What is Yoga? Yoga means “union”, derived from the Sanskrit root “yui” which means “to yoke” or “to join”. Yoga is a collection of spiritual practices designed to unite our body, mind and breath for self-realization. Yoga originated in India during the Vedic period, around 1500 BC.  At the end of the Vedas, around 800 BC a less dogmatic and more experiential approach came into being during the Upanishads. Classical Yoga, rooted in Samkhya philosophy, was codified in a text called The Yoga Sutras of Patanjali around 250 BC.  Only much later, during the rise of Tantra, more oriented, physical forms of Yoga developed.

There are many different Yoga paths to “union”, but the one most popular in the West today is “Hatha” Yoga, which involves physical exercises, breathing techniques and meditation to cultivate vitality of body, and clarity of mind. All physical Yoga styles from Iyengar, Ashtanga, Vinyasa to Yin, Jivamukti, Synergy, etc are forms of Hatha Yoga. Ha refers to ”sun” & ”high pressure”, and Tha refers to ”moon” & ”low pressure.” Hatha Yoga  is “the union of sun / high pressure and moon / low pressure”, the union of opposite hemispheres of the brain, opposite sides of the body, and so on. Yoga inspires balance, integration and oneness.

The benefits of physical Yoga exercises include increased strength and flexibility, relaxation, and physiologically improves the circulation of energy, vital substances and information through the body. Hatha Yoga stimulates circulation by creating regions of differential pressure throughout the body for optimal energy flow. Our Yoga practice starts by removing obstacles in the body, mind and breath, to untie the knots that bind us, in order to unite all aspects of our self.

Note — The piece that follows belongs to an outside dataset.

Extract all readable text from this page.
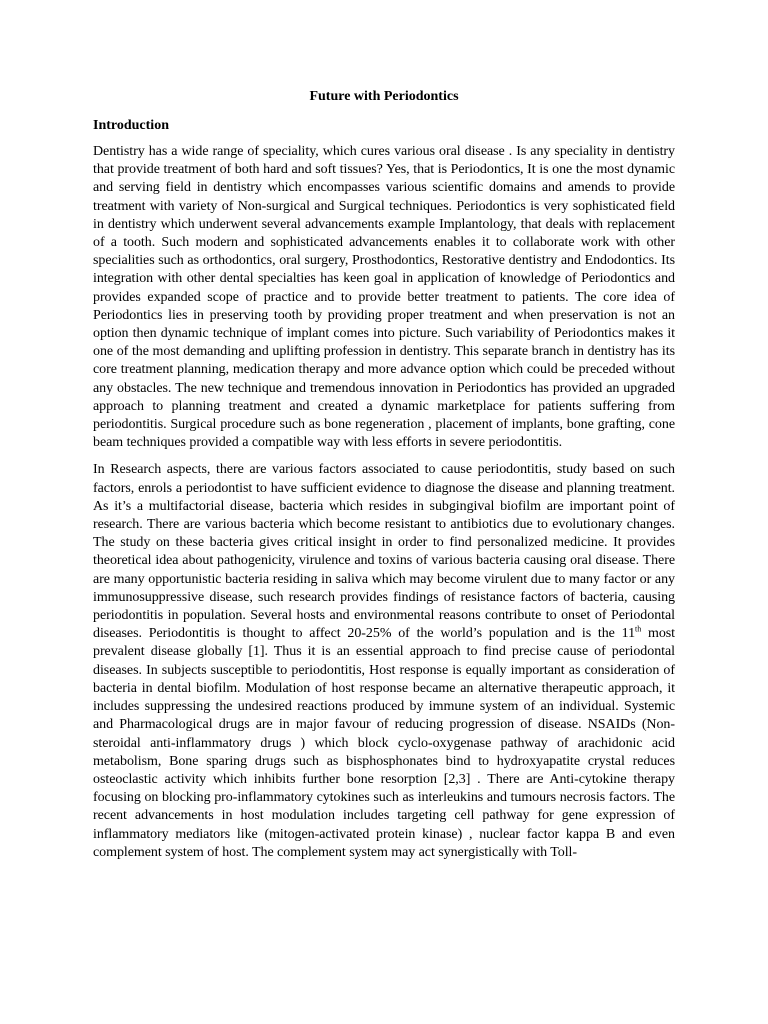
Future with Periodontics
Introduction

Dentistry has a wide range of speciality, which cures various oral disease . Is any speciality in dentistry that provide treatment of both hard and soft tissues? Yes, that is Periodontics, It is one the most dynamic and serving field in dentistry which encompasses various scientific domains and amends to provide treatment with variety of Non-surgical and Surgical techniques. Periodontics is very sophisticated field in dentistry which underwent several advancements example Implantology, that deals with replacement of a tooth. Such modern and sophisticated advancements enables it to collaborate work with other specialities such as orthodontics, oral surgery, Prosthodontics, Restorative dentistry and Endodontics. Its integration with other dental specialties has keen goal in application of knowledge of Periodontics and provides expanded scope of practice and to provide better treatment to patients. The core idea of Periodontics lies in preserving tooth by providing proper treatment and when preservation is not an option then dynamic technique of implant comes into picture. Such variability of Periodontics makes it one of the most demanding and uplifting profession in dentistry. This separate branch in dentistry has its core treatment planning, medication therapy and more advance option which could be preceded without any obstacles. The new technique and tremendous innovation in Periodontics has provided an upgraded approach to planning treatment and created a dynamic marketplace for patients suffering from periodontitis. Surgical procedure such as bone regeneration , placement of implants, bone grafting, cone beam techniques provided a compatible way with less efforts in severe periodontitis.

In Research aspects, there are various factors associated to cause periodontitis, study based on such factors, enrols a periodontist to have sufficient evidence to diagnose the disease and planning treatment. As it’s a multifactorial disease, bacteria which resides in subgingival biofilm are important point of research. There are various bacteria which become resistant to antibiotics due to evolutionary changes. The study on these bacteria gives critical insight in order to find personalized medicine. It provides theoretical idea about pathogenicity, virulence and toxins of various bacteria causing oral disease. There are many opportunistic bacteria residing in saliva which may become virulent due to many factor or any immunosuppressive disease, such research provides findings of resistance factors of bacteria, causing periodontitis in population. Several hosts and environmental reasons contribute to onset of Periodontal diseases. Periodontitis is thought to affect 20-25% of the world’s population and is the 11th most prevalent disease globally [1]. Thus it is an essential approach to find precise cause of periodontal diseases. In subjects susceptible to periodontitis, Host response is equally important as consideration of bacteria in dental biofilm. Modulation of host response became an alternative therapeutic approach, it includes suppressing the undesired reactions produced by immune system of an individual. Systemic and Pharmacological drugs are in major favour of reducing progression of disease. NSAIDs (Non-steroidal anti-inflammatory drugs ) which block cyclo-oxygenase pathway of arachidonic acid metabolism, Bone sparing drugs such as bisphosphonates bind to hydroxyapatite crystal reduces osteoclastic activity which inhibits further bone resorption [2,3] . There are Anti-cytokine therapy focusing on blocking pro-inflammatory cytokines such as interleukins and tumours necrosis factors. The recent advancements in host modulation includes targeting cell pathway for gene expression of inflammatory mediators like (mitogen-activated protein kinase) , nuclear factor kappa B and even complement system of host. The complement system may act synergistically with Toll-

The ultimate purpose of Yoga is the union of individual consciousness (prakriti / physical form) with universal consciousness (purusha / infinite formlessness), reflected in a blissful state of being called “samadhi” or oneness. In Sutra 1.2 Patanjali defines Yoga : “Yoga is the stilling of the fluctuations of the mind”.  When our mind stops to identify with external forms, and turns inward to realize the self as infinite life-force, not separate, but in fact one with every living being, then there is a peaceful feeling of of union, or Yoga.